The Restoration of an Urban Creek: Long-term Success through Collaboration

Terri Thomas*1, Jonathan Young (Presidio Trust), Dennis Jongsmomijit, (Point Blue Conservation Science), Diana Humple (Point Blue Conservation Science), Dr. Matthew Kondolf (UC Berkeley), Doug Kern (Mendocino Land Trust), Angela Pincetich (National Park Service), Rune Storesund (Storesund Consulting), Igor Lacan (UC Berkeley), Joe McBride (UC Berkeley), Thomas Gardali (Point Blue Conservation Science)

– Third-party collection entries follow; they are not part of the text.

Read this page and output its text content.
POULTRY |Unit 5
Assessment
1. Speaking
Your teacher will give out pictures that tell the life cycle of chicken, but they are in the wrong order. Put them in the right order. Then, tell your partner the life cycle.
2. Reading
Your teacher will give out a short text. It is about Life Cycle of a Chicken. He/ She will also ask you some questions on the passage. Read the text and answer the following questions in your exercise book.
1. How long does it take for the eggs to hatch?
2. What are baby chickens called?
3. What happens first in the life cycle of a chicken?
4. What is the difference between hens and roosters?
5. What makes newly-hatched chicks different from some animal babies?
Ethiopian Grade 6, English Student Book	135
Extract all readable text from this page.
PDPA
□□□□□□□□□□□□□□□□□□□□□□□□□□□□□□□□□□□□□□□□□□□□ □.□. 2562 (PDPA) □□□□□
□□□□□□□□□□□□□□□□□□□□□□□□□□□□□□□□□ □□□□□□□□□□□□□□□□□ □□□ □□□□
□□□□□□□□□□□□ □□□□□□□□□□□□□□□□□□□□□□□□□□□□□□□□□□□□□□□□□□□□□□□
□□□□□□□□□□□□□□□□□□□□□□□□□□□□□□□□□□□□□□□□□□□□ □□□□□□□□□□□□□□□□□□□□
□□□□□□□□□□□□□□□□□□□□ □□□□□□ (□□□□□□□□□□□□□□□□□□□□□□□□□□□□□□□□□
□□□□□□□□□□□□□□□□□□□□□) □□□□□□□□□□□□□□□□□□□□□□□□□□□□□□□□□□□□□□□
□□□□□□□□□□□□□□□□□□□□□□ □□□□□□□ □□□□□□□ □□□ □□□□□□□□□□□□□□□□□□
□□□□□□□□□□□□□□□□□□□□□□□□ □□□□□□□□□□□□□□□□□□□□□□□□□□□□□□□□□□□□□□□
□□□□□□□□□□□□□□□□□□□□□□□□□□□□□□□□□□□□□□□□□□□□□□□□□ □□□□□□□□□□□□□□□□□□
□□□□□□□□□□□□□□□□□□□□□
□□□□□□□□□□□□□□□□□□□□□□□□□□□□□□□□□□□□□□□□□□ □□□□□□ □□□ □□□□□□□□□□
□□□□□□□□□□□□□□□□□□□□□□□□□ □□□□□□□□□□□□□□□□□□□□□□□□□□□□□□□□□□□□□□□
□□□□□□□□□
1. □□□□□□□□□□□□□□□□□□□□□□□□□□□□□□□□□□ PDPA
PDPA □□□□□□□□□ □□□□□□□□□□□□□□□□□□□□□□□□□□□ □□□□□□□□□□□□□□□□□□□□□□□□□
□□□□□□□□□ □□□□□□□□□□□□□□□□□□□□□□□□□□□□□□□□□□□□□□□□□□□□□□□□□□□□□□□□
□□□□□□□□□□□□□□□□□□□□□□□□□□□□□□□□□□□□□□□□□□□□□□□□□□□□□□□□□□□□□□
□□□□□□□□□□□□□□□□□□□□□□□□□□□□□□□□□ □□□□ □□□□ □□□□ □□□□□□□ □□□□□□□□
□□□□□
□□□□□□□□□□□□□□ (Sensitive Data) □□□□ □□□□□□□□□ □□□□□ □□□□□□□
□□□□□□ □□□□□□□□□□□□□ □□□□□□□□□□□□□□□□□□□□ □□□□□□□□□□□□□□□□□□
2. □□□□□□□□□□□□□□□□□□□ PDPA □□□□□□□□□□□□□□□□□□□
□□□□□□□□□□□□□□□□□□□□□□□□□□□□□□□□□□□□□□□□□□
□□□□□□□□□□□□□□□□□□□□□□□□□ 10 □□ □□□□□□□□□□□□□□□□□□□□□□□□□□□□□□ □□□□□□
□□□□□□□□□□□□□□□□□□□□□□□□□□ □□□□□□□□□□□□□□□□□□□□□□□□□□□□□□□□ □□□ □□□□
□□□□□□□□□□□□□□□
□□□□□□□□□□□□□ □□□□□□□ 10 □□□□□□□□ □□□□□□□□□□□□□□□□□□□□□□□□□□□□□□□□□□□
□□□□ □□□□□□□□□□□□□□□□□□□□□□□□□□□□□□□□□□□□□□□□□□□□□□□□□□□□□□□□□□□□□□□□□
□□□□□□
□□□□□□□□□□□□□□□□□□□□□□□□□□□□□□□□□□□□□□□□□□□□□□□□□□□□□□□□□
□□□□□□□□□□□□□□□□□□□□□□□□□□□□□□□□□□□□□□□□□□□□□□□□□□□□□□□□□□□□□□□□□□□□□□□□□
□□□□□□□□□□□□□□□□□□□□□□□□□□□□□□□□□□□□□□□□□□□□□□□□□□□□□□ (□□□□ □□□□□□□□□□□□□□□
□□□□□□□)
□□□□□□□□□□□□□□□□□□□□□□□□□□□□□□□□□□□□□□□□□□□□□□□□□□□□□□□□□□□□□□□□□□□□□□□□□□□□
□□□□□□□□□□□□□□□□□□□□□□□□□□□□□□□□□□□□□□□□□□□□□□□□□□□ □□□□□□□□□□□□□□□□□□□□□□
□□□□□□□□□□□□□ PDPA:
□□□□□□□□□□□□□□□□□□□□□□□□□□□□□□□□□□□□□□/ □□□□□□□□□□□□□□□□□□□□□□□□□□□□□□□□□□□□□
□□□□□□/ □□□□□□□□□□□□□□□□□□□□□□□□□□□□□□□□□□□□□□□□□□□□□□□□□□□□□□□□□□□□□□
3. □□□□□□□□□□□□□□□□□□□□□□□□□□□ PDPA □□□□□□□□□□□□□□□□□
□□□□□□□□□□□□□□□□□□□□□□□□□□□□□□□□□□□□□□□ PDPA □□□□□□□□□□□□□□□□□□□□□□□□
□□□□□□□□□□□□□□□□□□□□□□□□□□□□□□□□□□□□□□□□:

1Presidio Trust; 415.561.4481; tthomas@presidiotrust.gov

In 2005, the daylighting of a 150-meter reach of Tennessee Hollow creek brought together UC Berkeley, Point Reyes Bird Observatory (now Point Blue Conservation Science), The Urban Watershed Project, the Presidio Trust, the National Park Service, and Storesund Consulting to develop a channel and riparian Monitoring Plan for Thompson’s Reach in the Presidio of San Francisco. Ten years later, the results of the monitoring show the success of this restoration. Native plant cover increased from 0% to 94%. The Shannon Diversity Index for all Avian Species was significantly and positively related to the proportion of shrub cover. The abundance and richness of individual focal species also increased as did the aquatic invertebrate richness. Channel monitoring showed only slight migration. Water quality trends were identified monthly. The partnerships built credibility, instilled a sense of success in the community, brought natural values to the forefront of discussion, and acted as a pilot project to gather funding for the remaining restoration projects in the Tennessee Hollow watershed. With the global increase of urban creek daylighting this project serves as a model of how collaborative efforts promote holistic restoration success.